As redes sociais a que recorremos (e a que eu também recorro) são largamente virtuais, embora igualmente sociais.
Porém, tenho como axioma que nada dispensa o contacto direto
com as pessoas, lidar com as emoções, deixar a vida sacudir-nos com impulsos
provenientes de carne e osso, abraçar as pessoas e sentir as expressões do
corpo e do rosto, o calor humano, o timbre da voz, as subtilezas da linguagem
não verbal, as pregas e expressões das gargalhadas ou outras emoções.
Fiel às vantagens que provêm do “ver, ouvir e pensar”, dei
por mim a refletir estes dias, concluindo que o poder do contacto direto,
presencial, entre pessoas, não encontra paralelo de comparabilidade face à tendência
de virtualização das relações, neste muno de “modernidade líquida”, que Zygmund
Bauman muito bem definiu. É que, para além de ser tudo muito fluido, dentro de
água temos uma aparente sensação de leveza. Eu gosto muito de tudo isso, mas
também aprecio a tangibilidade das coisas sólidas e concretas.
Testemunhei isso neste “carnaval dos idosos”. Percebi que as
relações estabelecidas pelas pessoas de um e de outro bailinho são concretas,
são dinâmicas mas são, acima de tudo, genuínas, e que os “idosos” que se misturam
com os mais novos têm muito para (nos) dar; percebi ainda que já me identifico mais
com a forma singela como se divertem e não possuem vaidades para o riso, o
improviso, a aceitação da vida como ela é, da oportunidade dada pelo convívio
com pessoas de diferentes gerações e distintas ocupações profissionais,
passadas e presentes.
Foi um momento de aprendizagem sobre a vida e sobre as
pessoas, sobre a certeza de que como tudo é provisório, transitório. E de como,
nessa certeza, a partilha, a dádiva, a criação de memórias continua a
prevalecer sobre o mundo virtual e virtualizado, com menos virtudes e ainda
menos virtuosos que se possam apreciar.
No final do dia de ontem disse a uma das senhoras que conheci
no bailinho que acompanhei e que me encantou com a sua humildade e dignidade, que
“para o ano há mais, verdade?”, ao que a mesma respondeu, crua e objetivamente
que “se ainda por cá andarmos e tivermos saúde, é muito provável que sim; mas a
vida muda muito depressa e de um momento para o outro, pode já não ser possível”.
Assim mesmo: nu e cru, autêntico e pragmático.
No dia em que se completavam 27 anos de ausência do meu pai,
no dia em que os açorianos foram a votos (e eu também) para escolher o seu
futuro a 4 anos, a vivência do “carnaval dos idosos” foi um bálsamo para a vida
poder emocionar-me com a força que provém destas pessoas.

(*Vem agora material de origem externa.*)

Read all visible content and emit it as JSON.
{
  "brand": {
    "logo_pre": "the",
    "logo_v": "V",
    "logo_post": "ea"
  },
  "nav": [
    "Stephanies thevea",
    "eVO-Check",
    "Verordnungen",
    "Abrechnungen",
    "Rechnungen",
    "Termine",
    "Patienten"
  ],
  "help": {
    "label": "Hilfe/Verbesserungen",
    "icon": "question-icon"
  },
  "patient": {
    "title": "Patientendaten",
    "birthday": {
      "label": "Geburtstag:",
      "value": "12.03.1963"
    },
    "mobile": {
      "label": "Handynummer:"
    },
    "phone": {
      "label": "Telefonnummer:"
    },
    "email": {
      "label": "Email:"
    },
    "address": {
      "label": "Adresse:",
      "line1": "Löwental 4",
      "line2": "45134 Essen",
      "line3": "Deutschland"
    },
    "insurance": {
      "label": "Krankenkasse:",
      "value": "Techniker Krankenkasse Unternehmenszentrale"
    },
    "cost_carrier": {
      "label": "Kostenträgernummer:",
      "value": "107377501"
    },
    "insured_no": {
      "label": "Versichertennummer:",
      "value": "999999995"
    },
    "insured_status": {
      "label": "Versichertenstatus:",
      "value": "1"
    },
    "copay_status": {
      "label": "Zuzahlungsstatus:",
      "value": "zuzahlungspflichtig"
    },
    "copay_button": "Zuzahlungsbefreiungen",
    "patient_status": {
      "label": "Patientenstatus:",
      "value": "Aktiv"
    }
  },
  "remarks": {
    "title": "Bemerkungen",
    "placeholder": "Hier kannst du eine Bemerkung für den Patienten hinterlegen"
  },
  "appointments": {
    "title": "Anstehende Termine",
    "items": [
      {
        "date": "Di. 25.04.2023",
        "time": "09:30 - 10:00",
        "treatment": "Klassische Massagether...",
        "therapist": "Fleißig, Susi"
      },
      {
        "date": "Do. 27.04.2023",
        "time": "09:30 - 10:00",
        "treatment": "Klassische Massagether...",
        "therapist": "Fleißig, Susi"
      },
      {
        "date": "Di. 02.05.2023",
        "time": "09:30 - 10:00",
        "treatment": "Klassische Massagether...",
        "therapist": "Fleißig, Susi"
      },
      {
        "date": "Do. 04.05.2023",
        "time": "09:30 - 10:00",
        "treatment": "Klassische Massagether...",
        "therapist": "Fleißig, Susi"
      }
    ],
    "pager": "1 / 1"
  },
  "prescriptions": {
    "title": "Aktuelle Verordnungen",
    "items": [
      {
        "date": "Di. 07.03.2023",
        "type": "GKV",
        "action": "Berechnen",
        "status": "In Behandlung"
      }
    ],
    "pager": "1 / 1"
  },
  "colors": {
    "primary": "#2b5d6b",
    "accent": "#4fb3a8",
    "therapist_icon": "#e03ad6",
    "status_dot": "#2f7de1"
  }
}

O Carnaval da Terceira é único. É uma montra e uma mostra do
que é a vida na insularidade, de como tudo pode reinventar-se e de como a
gargalhada espontânea assenta em sérias reflexões sobre a vida e sobre a forma
como a comunidade se estrutura, sem recurso às tradicionais máscaras, mas alicerçadas
em “assuntos” e temas musicais com letras adaptadas, roupagens coloridas,
música, canto, memórias e estórias. Há muito trabalho, muito investimento,
muito respeito pela qualidade do produto final entregue ao consumidor, que são
as comunidades existentes numa ilha de enraizados costumes e tradições que fazem
parte da idiossincrasia do povo açoriano em geral, e da ilha Terceira em particular.
As máscaras que usamos no Carnaval não são aquelas que usamos
no nosso quotidiano, mas ainda assim, pelo menos as de Carnaval mostram a “persona”
que queremos imitar ou usar para a celebração instantânea dos 3 dias de folia, disfarce,
ou crítica até. Ao invés, na vida real e com as máscaras e roupagens com que
nos escondemos verdadeiramente face à generalidade das pessoas que nos
envolvem, fica mais difícil conhecer e reconhecer as pessoas por aquilo que
elas, na sua essência e verdade, são.
Neste jogo do gato e do rato, é natural que eu também não me
deixe expor na minha integral verdade perante a generalidade do mundo que me rodeia.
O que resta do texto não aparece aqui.